Figure 3.

(a) Stereo pair of a 3D model of a 9-nucleosome segment of a chicken erythrocyte chromatin fiber imaged in ≈5 mM M⁺. Nucleosomes and their associated “stems” are represented by pear-shaped solids, all of which point toward the fiber interior. (b) Stereo pair of a chicken erythrocyte oligonucleosome vitrified in 80 mM M⁺ and reconstructed from a tomographic tilt series.
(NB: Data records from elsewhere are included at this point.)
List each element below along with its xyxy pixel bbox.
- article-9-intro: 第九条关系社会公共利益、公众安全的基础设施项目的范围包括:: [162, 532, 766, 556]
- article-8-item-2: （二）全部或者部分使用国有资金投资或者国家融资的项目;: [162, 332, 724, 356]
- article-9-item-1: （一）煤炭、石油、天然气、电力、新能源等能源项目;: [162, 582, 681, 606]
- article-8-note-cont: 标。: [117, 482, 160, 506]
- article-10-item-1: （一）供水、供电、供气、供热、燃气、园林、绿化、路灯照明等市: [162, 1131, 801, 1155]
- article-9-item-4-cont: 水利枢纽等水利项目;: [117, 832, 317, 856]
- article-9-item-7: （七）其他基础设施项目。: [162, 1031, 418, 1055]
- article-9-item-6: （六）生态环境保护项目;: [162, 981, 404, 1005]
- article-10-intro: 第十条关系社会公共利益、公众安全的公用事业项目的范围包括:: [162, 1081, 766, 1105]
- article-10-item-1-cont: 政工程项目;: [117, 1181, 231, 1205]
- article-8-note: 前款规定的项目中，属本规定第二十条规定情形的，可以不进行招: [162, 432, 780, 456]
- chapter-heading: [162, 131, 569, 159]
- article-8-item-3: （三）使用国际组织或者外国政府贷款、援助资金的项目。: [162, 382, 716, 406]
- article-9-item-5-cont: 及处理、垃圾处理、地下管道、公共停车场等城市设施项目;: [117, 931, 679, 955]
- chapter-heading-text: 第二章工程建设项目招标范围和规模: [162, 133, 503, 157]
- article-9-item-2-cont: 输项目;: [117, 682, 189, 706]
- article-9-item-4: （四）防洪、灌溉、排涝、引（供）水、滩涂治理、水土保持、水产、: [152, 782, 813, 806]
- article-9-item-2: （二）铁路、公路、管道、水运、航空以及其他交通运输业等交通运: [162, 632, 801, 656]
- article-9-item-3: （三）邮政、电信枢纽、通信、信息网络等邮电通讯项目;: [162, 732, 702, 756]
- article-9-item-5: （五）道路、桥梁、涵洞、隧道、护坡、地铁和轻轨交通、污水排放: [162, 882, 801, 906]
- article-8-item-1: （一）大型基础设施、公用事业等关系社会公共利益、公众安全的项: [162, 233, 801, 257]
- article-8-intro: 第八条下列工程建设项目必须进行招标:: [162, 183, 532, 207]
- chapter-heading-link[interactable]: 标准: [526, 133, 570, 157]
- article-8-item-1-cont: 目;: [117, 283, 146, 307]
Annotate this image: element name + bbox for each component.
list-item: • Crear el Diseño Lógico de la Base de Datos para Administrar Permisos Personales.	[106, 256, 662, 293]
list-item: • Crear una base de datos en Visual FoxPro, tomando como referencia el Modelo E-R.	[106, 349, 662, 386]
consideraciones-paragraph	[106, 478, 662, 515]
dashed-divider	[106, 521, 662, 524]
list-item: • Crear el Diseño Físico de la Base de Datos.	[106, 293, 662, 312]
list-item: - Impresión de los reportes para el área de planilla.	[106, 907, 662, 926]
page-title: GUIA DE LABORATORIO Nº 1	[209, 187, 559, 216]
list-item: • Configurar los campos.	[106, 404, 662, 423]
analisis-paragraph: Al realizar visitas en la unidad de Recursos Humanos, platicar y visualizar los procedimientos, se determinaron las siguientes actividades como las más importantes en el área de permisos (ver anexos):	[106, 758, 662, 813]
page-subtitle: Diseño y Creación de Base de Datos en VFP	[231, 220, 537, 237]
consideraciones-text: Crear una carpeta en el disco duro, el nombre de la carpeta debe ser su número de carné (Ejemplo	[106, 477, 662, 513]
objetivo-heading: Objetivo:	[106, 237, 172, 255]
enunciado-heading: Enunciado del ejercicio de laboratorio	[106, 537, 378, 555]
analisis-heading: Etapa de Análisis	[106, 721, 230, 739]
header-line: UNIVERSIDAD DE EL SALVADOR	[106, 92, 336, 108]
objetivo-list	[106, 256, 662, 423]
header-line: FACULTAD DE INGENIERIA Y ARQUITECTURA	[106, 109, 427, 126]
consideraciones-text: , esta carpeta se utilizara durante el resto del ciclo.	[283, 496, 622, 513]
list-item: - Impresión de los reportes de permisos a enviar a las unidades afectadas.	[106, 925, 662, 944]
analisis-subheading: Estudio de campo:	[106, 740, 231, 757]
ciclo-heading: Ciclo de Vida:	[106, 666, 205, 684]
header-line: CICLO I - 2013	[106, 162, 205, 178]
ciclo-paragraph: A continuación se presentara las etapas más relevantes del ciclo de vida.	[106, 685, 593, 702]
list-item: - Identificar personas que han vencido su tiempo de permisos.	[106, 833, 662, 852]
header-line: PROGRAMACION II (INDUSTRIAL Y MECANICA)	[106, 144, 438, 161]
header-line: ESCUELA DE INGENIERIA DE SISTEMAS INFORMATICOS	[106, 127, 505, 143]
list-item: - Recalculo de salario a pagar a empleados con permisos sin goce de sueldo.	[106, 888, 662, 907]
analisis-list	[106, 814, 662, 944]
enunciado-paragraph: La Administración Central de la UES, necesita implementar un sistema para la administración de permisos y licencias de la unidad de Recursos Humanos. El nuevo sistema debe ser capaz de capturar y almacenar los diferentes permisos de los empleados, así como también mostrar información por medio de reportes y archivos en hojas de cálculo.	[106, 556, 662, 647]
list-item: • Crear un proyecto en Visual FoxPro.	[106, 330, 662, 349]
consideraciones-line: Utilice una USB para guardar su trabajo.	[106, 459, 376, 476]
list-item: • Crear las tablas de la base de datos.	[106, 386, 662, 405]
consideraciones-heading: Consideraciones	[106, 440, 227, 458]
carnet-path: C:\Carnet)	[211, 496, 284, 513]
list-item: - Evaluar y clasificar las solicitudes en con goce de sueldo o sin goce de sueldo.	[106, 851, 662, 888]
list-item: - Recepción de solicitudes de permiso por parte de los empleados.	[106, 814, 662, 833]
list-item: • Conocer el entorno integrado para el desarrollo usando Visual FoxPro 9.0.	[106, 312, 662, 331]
The quality of the reconstruction allowed nucleosome locations and linker paths to be identified, but details of nucleosome orientation and linker entry–exit sites were not resolved [Horowitz et al. (34)]. A movie of the reconstructed volume on which the model is based is available at http://www.ummed.edu/pub/r/rhorowit. (c) Models of uniform chromatin fibers based on principles discussed in Woodcock et al. (52), using the mean linker entry–exit angles measured from micrographs and reconstructions. Angles were 85° (I), 45° (II), and 34° (III). (d) Space-filling models of nucleosomes in the presence (+LH) and absence (−LH) of linker histones shown en face and in side views. With the stem conformation, differing linker paths, which appear to be energetically similar, result in differing linking numbers, ΔLk.